Redirect validation

If you’re familiar with the OWASP top ten list you’ll know that Unvalidated Redirects and Forwards has been lingering as number ten on that list the last couple of years. These types of vulnerabilities are used in real attacks but fortunately there are several ways to deal with them. You’ll find a nice write-up on the issues and potential countermeasures here: OWASP Top 10 for .NET developers part 10: Unvalidated Redirects and Forwards.

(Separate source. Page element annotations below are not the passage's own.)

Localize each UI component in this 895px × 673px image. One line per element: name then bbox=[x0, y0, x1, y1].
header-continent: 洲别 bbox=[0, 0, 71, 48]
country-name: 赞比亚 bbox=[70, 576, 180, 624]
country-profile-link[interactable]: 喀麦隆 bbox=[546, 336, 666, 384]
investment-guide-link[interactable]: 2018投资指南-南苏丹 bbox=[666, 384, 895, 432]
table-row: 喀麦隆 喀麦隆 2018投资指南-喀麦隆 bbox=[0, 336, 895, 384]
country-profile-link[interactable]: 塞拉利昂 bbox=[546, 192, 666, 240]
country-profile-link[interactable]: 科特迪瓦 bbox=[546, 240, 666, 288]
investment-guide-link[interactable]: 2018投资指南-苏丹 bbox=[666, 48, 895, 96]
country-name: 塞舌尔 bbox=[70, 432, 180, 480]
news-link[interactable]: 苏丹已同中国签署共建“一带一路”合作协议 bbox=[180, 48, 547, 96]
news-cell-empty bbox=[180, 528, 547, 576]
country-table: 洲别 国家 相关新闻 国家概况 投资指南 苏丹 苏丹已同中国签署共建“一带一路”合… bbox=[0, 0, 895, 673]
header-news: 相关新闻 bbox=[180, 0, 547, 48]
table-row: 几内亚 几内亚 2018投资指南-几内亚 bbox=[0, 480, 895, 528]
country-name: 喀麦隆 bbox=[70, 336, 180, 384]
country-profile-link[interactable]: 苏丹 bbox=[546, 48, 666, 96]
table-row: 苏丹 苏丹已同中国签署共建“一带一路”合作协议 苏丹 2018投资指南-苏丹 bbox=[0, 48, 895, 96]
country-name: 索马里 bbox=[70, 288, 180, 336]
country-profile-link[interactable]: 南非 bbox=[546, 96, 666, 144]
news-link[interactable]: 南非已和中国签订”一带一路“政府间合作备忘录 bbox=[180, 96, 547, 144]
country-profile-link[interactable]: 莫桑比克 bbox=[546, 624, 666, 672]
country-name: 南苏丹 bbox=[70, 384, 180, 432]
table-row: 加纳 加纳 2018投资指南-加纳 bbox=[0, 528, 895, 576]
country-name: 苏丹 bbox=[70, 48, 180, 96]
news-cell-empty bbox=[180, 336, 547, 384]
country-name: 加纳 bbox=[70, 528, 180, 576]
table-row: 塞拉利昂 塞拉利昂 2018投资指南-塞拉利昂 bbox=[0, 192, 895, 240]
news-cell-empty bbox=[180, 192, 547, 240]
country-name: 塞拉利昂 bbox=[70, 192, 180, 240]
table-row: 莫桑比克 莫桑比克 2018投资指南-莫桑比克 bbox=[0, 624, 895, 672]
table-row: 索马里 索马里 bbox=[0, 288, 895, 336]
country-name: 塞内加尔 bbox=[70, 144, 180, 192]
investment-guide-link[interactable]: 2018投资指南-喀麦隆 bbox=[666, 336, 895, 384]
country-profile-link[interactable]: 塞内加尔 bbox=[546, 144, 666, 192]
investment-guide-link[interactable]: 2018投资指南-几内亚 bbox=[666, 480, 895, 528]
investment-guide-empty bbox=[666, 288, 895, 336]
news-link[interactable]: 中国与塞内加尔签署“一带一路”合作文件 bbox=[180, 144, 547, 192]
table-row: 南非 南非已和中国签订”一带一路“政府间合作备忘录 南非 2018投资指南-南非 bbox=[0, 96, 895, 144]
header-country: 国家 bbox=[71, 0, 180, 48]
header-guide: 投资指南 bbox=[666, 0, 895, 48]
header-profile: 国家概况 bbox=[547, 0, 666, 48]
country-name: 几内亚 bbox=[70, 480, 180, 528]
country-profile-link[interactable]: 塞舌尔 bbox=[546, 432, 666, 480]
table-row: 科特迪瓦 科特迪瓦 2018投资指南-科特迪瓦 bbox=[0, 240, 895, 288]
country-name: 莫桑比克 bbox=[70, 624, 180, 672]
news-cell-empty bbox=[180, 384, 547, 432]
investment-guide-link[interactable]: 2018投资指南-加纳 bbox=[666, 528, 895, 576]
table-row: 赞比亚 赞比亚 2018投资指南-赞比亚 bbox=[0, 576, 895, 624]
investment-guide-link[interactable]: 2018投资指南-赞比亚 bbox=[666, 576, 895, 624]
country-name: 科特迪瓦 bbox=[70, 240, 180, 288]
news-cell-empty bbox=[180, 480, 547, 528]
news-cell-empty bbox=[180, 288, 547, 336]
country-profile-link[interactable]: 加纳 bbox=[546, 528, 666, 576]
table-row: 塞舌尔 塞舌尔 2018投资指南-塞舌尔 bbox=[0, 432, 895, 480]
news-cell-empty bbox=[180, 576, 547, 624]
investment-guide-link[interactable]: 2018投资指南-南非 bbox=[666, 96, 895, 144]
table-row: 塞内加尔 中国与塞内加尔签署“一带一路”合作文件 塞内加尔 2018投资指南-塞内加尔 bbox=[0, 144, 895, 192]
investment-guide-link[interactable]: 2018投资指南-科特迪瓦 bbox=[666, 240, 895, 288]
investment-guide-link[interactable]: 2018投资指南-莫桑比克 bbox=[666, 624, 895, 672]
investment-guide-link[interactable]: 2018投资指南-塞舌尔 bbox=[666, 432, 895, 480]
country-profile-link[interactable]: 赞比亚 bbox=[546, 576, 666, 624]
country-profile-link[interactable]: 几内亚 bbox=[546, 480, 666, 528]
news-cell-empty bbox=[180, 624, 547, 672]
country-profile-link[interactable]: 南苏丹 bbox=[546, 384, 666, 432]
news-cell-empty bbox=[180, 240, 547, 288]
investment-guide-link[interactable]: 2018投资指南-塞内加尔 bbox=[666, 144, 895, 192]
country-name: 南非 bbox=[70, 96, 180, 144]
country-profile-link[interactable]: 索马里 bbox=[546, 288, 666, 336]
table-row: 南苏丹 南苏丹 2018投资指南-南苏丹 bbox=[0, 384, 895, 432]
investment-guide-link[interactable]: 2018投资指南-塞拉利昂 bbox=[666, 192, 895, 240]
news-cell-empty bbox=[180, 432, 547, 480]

The proper remedy for unvalidated redirects lie in the code. Whenever an application redirects the user based on input parameters, that input should be validated. As we all know, developers slip once in a while. Legacy applications can also pose a challenge, with code written during a time where security might not have been a priority. Having a “safety net” to help detect and fix such vulnerabilities makes it easier to keep the code base secure.

Redirect validation is slightly opportunistic as of NWebsec 3.0.0, as it’s executed in the HttpApplication.EndRequest Event. In most cases, the redirect validation exception will be thrown before the response headers are sent to the client. However, doing e.g. a Response.Flush() in a handler will send the headers to the client immediately - before the EndRequest event fires. An exception will be thrown in any case if a non-whitelisted redirect is detected.

Configuring redirect validation

NWebsec lets you enable redirect validation in its simplest form with a single line of config:

<nwebsec>
    <httpHeaderSecurityModule>
        <redirectValidation enabled="true">
    </httpHeaderSecurityModule>
</nwebsec>

NWebsec.Owin lets you do the same with a single line in your OWIN startup class:

using NWebsec.Owin;
...
public void Configuration(IAppBuilder app)
{
    app.UseRedirectValidation();
}

This configuration will validate all HTTP responses with a status code of 3xx, except 304 (Not Modified). Redirects to relative URIs are allowed, as well as redirects to the same site — meaning the same scheme/host/port. Redirects to other destinations will trigger a RedirectValidationException, terminating the response.

Web applications often redirect users from HTTP to HTTPS, this must be explicitly allowed. If the site is running on a non-default HTTPS port, one or more port numbers must be configured. Also, if your application needs to redirect to other sites they can be added to a whitelist in config, as such:

<nwebsec>
    <httpHeaderSecurityModule>
        <redirectValidation enabled="true">
        <allowSameHostRedirectsToHttps enabled="true" />
        <!--<allowSameHostRedirectsToHttps enabled="true" httpsPorts="4567, 7654"/>-->
            <add allowedDestination="http://www.nwebsec.com/"/>
            <add allowedDestination="https://www.google.com/accounts/"/>
        </redirectValidation>
    </httpHeaderSecurityModule>
</nwebsec>

For NWebsec.Owin your startup class would look like:

using NWebsec.Owin;
...
public void Configuration(IAppBuilder app)
{
    app.UseRedirectValidation(options =>
        options.AllowedDestinations("http://www.nwebsec.com/", "https://www.google.com/accounts/")
               .AllowSameHostRedirectsToHttps());
}

In addition to same site redirects, this would allow redirects to anywhere on http://www.nwebsec.com/ as well as https://www.google.com/accounts/ and subpaths. Redirects to other destinations will trigger an exception.

As an example based on the above configuration, a redirect to https://www.google.com/accounts/foo/bar would be allowed but a redirect to https://www.google.com/foo/ would raise an exception.

Final notes

If you’re using WIF or depend on identity providers such as Google or Facebook to sign in users, you’ll need to add the STS/authentication endpoints to the allowed destinations whitelist.

Make sure to register the redirect validation middleware early in the pipeline. The middleware will not be called if a preceding middleware redirects and terminates the pipeline.